Oggi noi ricorriamo a un apparecchio che, grazie a degli impulsi elettrici, ci permette di valutare il decorso dei nervi e di verificarne l'efficienza funzionale. In questo, modo riusciamo a rispettare la potenza sessuale in oltre l'80 per cento dei casi". L'esperienza accumulata in questi ultimi anni all'Istituto Tumori di Milano sta ora per allargarsi anche ad altri centri in Italia; non va dimenticato, infatti, che nel nostro Paese si contano oltre 60.000 colostomizzati.
"Un numero che - commenta Leo - si sarebbe potuto limitare a soli 5000 casi se fosse stato possibile utilizzare a tappeto questa tecnica. Anche in qualche altro centro italiano si é fatta un po' di chirurgia conservativa, ma in maniera occasionale. Ció che vogliamo, invece, é che sia applicabile continuamente. E' questa la ragione per cui abbiamo promosso un master di chirurgia del colon retto.
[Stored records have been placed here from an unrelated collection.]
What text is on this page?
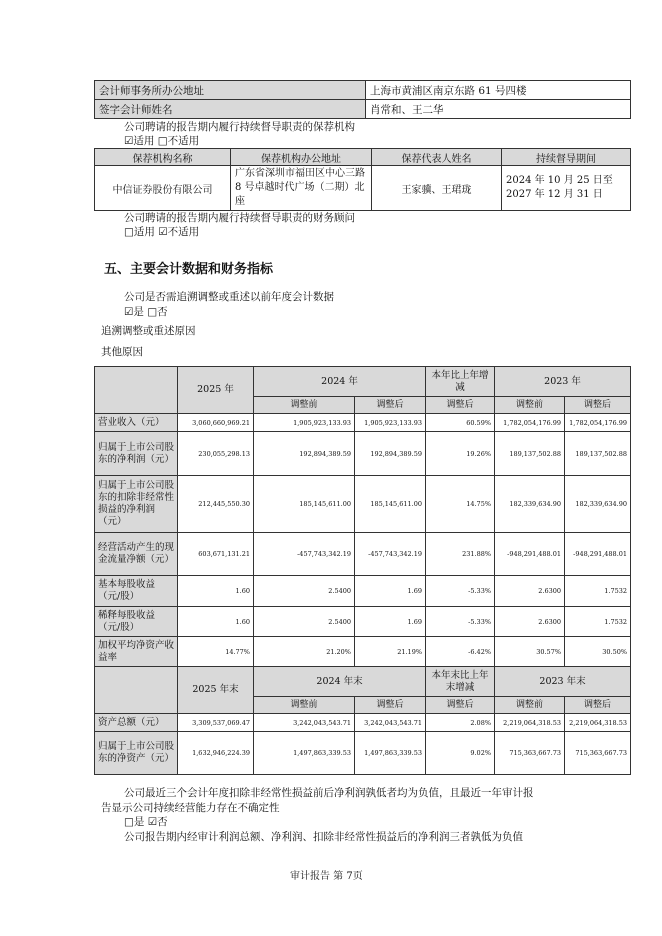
会计师事务所办公地址	上海市黄浦区南京东路 61 号四楼
签字会计师姓名	肖常和、王二华
公司聘请的报告期内履行持续督导职责的保荐机构
☑适用 □不适用
保荐机构名称	保荐机构办公地址	保荐代表人姓名	持续督导期间
中信证券股份有限公司	广东省深圳市福田区中心三路 8 号卓越时代广场（二期）北座	王家骥、王珺珑	2024 年 10 月 25 日至
2027 年 12 月 31 日
公司聘请的报告期内履行持续督导职责的财务顾问
□适用 ☑不适用
五、主要会计数据和财务指标
公司是否需追溯调整或重述以前年度会计数据
☑是 □否
追溯调整或重述原因
其他原因
	2025 年	2024 年		本年比上年增减	2023 年	
		调整前	调整后	调整后	调整前	调整后
营业收入（元）	3,060,660,969.21	1,905,923,133.93	1,905,923,133.93	60.59%	1,782,054,176.99	1,782,054,176.99
归属于上市公司股东的净利润（元）	230,055,298.13	192,894,389.59	192,894,389.59	19.26%	189,137,502.88	189,137,502.88
归属于上市公司股东的扣除非经常性损益的净利润（元）	212,445,550.30	185,145,611.00	185,145,611.00	14.75%	182,339,634.90	182,339,634.90
经营活动产生的现金流量净额（元）	603,671,131.21	-457,743,342.19	-457,743,342.19	231.88%	-948,291,488.01	-948,291,488.01
基本每股收益（元/股）	1.60	2.5400	1.69	-5.33%	2.6300	1.7532
稀释每股收益（元/股）	1.60	2.5400	1.69	-5.33%	2.6300	1.7532
加权平均净资产收益率	14.77%	21.20%	21.19%	-6.42%	30.57%	30.50%
	2025 年末	2024 年末		本年末比上年末增减	2023 年末	
		调整前	调整后	调整后	调整前	调整后
资产总额（元）	3,309,537,069.47	3,242,043,543.71	3,242,043,543.71	2.08%	2,219,064,318.53	2,219,064,318.53
归属于上市公司股东的净资产（元）	1,632,946,224.39	1,497,863,339.53	1,497,863,339.53	9.02%	715,363,667.73	715,363,667.73
公司最近三个会计年度扣除非经常性损益前后净利润孰低者均为负值，且最近一年审计报
告显示公司持续经营能力存在不确定性
□是 ☑否
公司报告期内经审计利润总额、净利润、扣除非经常性损益后的净利润三者孰低为负值
审计报告 第 7页
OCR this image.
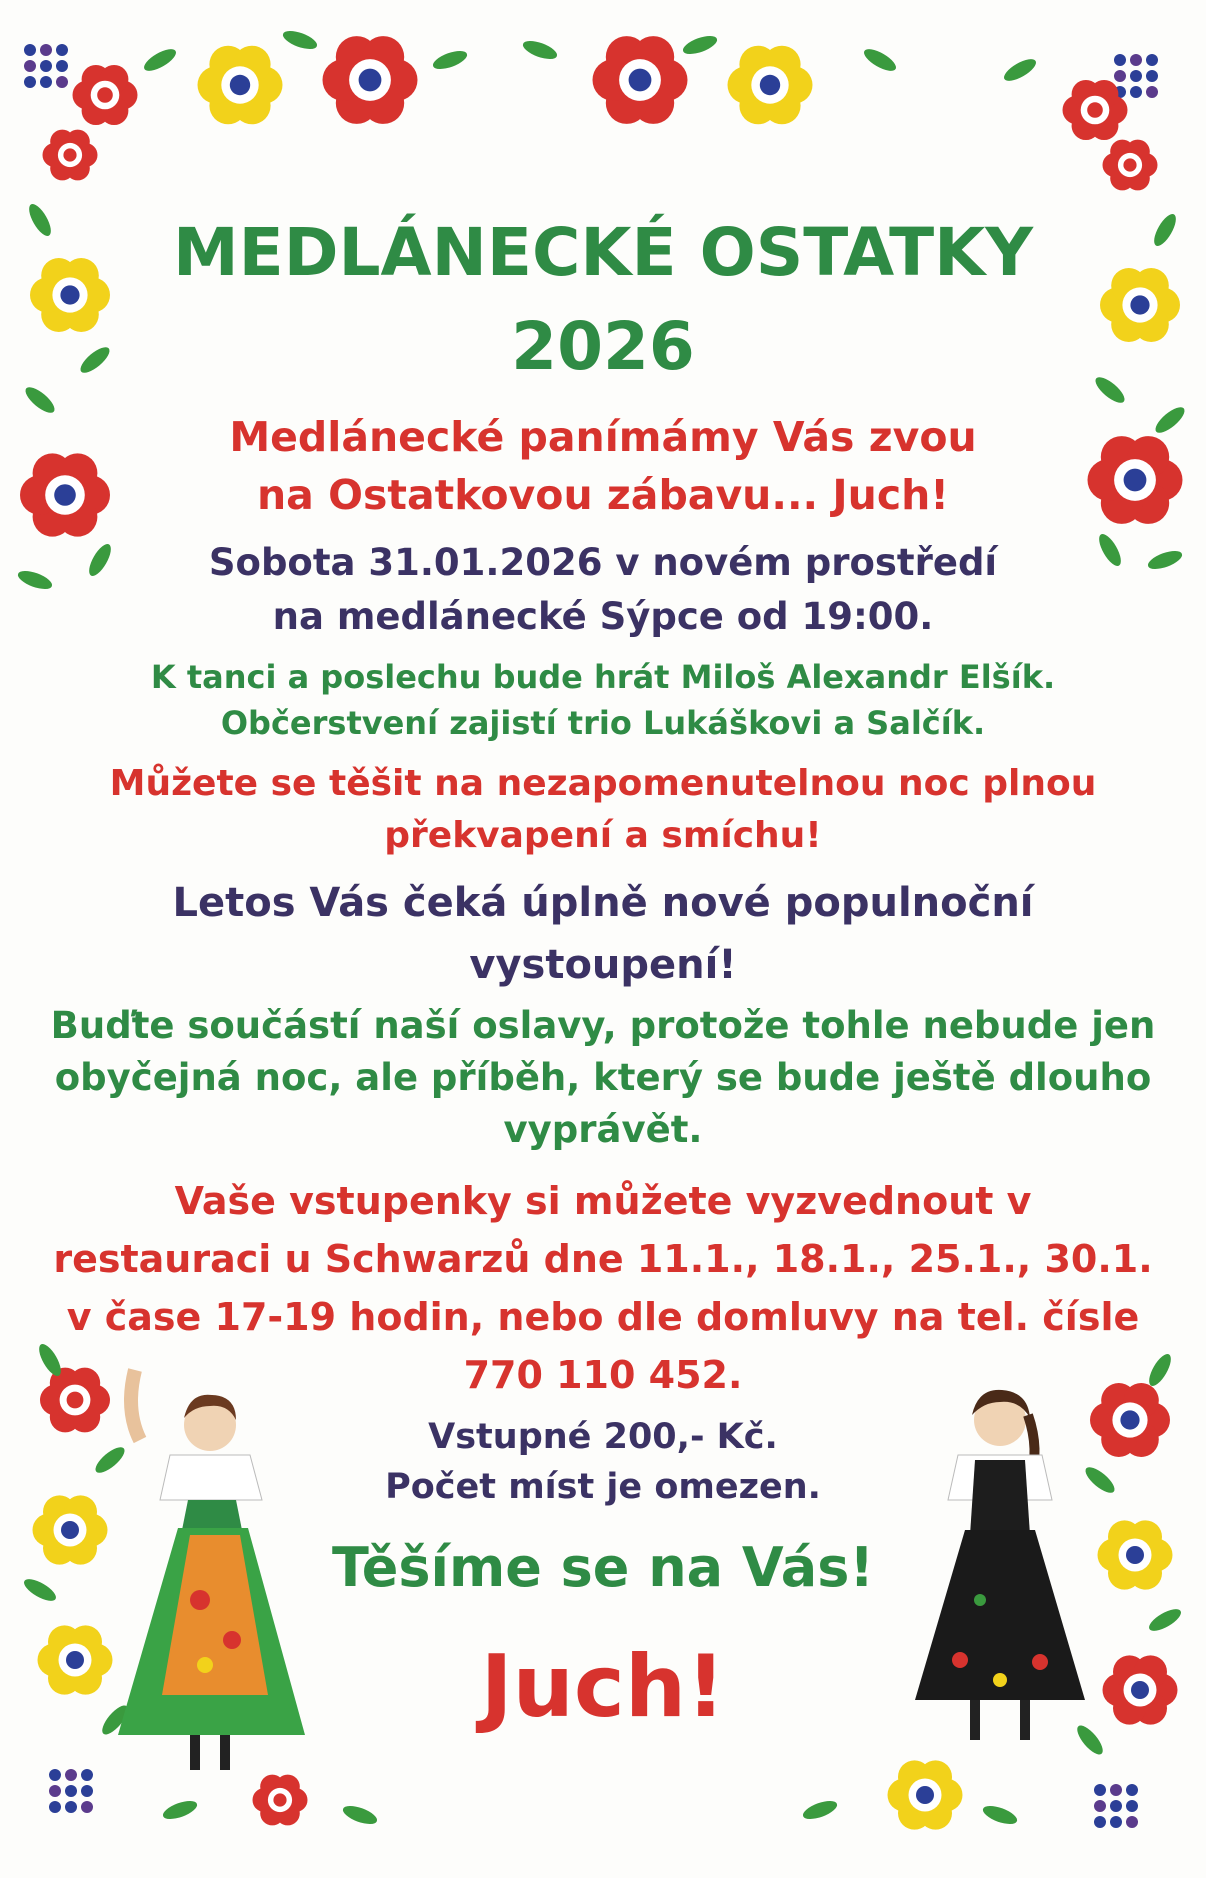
MEDLÁNECKÉ OSTATKY
2026
Medlánecké panímámy Vás zvou
na Ostatkovou zábavu... Juch!
Sobota 31.01.2026 v novém prostředí
na medlánecké Sýpce od 19:00.
K tanci a poslechu bude hrát Miloš Alexandr Elšík.
Občerstvení zajistí trio Lukáškovi a Salčík.
Můžete se těšit na nezapomenutelnou noc plnou
překvapení a smíchu!
Letos Vás čeká úplně nové populnoční
vystoupení!
Buďte součástí naší oslavy, protože tohle nebude jen
obyčejná noc, ale příběh, který se bude ještě dlouho
vyprávět.
Vaše vstupenky si můžete vyzvednout v
restauraci u Schwarzů dne 11.1., 18.1., 25.1., 30.1.
v čase 17-19 hodin, nebo dle domluvy na tel. čísle
770 110 452.
Vstupné 200,- Kč.
Počet míst je omezen.
Těšíme se na Vás!
Juch!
Si tratta, non dimentichiamolo, del secondo tumore in termini di incidenza dopo quello del polmone, con circa 30 mila nuovi casi ogni anno in Italia".
Cosí si recupera la funzionalitá
Nei disegni sono schematizzata le varie tappe dell'intervento sul retto.
1) In evidenza la parte dell'intestino colpita dal tumore.
2) L'asportazione della zona interessata dalla patologia.
3) Ripiegando su se stessa una porzione di colon viene ricostruita l'ampolla rettale, la struttura che funziona come serbatoio per le feci ed é fondamentale per il buon funzionamento dell'intestino.
4) Il colon, in un secondo tempo, viene ricollegato al canale anale.
News
Ora gli esami sono senza ticket
Recentemente si é svolta a Roma la Conferenza nazionale sulla prevenzione dei tumori del colon e del retto, un appuntamento promosso dall'Associazione Italiana Gastroenterologi Ospedalieri (Aigo) per richiamare l'attenzione sulla malattia, ma soprattutto sul fatto che lo screening e il controllo periodico del colon possono effettivamente permettere la diagnosi precoce e la guarigione. "Pochi sanno infatti che il cancro del colon e del retto é una delle principali cause di morte nel mondo, e che in Italia, cosí come negli Stati Uniti, é addirittura la seconda causa di morte per tumore", ha spiegato il presidente dell'Aigo, il professor Franco Pacini, primario della Divisione di Gastroenterologia dell'Ospedale Careggi di Firenze. "Nel nostro Paese ogni anno si registrano almeno 27 mila nuovi casi. Oltre la metá dei malati non sopravvive oltre i 5 anni".